Fifty years ago Haitian writer Jacques Stephen Alexis wrote a book "Compere General Soleil" (General Sun, My Brother). Alexis described a neigborhood in Port-au-Prince in the following fashion:
"In this neighborhood, everbody lived on the street. The people were simple, plain and generous. But when you touched what was theirs, they fell into a rage. Misery had made them intractable on that. They lived on the borderline between instinct and intelligence. They were the products of a society that brutalizes people to a level of semi-animal existence, oriented towards their immediate and constant concern: food. Everything was transformed or deformed by an empty stomach; love, pride, willpower, and tenderness.
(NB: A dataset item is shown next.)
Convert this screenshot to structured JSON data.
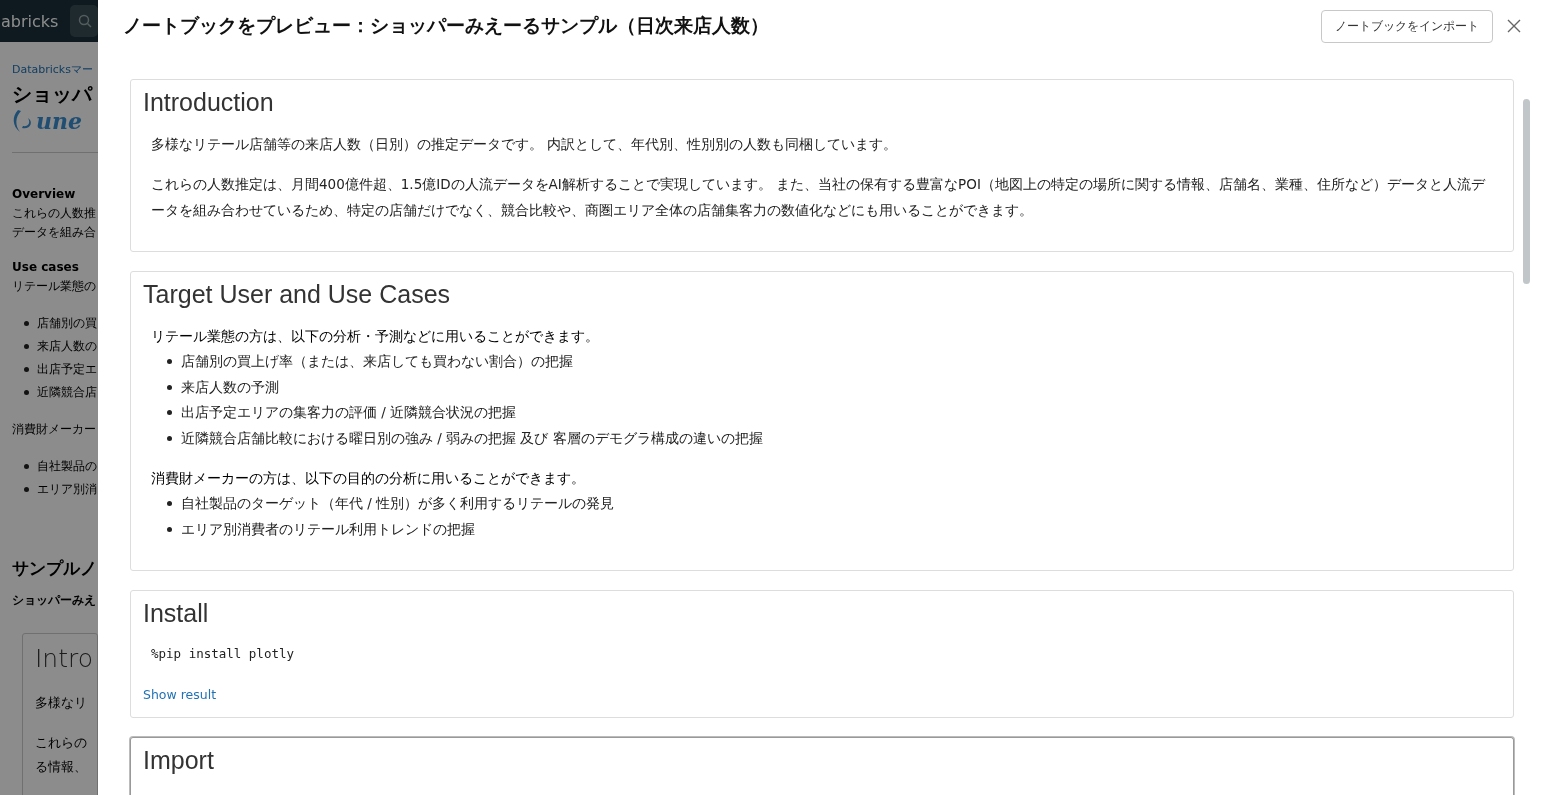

Lit up by the naked sunlight, their only entertainment was the theater, music hall and cinema of the bustling, noisy street....What other joy could they take in life except to laugh excessively at anything---the quarrels, the street and the fleeting intoxication of a few popular holidays." (Notes from the
Last Testament--The Struggle for Haiti, Michael Deibert).
I wonder what Alexis would write if he strolled through La Saline or Cite Soleil today?
The main stream media enjoys depicting the brutality in Haiti. However, poverty causes hunger and hunger causes desperation. And I have seen much more laughing in Haiti than brutal people. Doesn't that say something good and admirable about the Haitian people?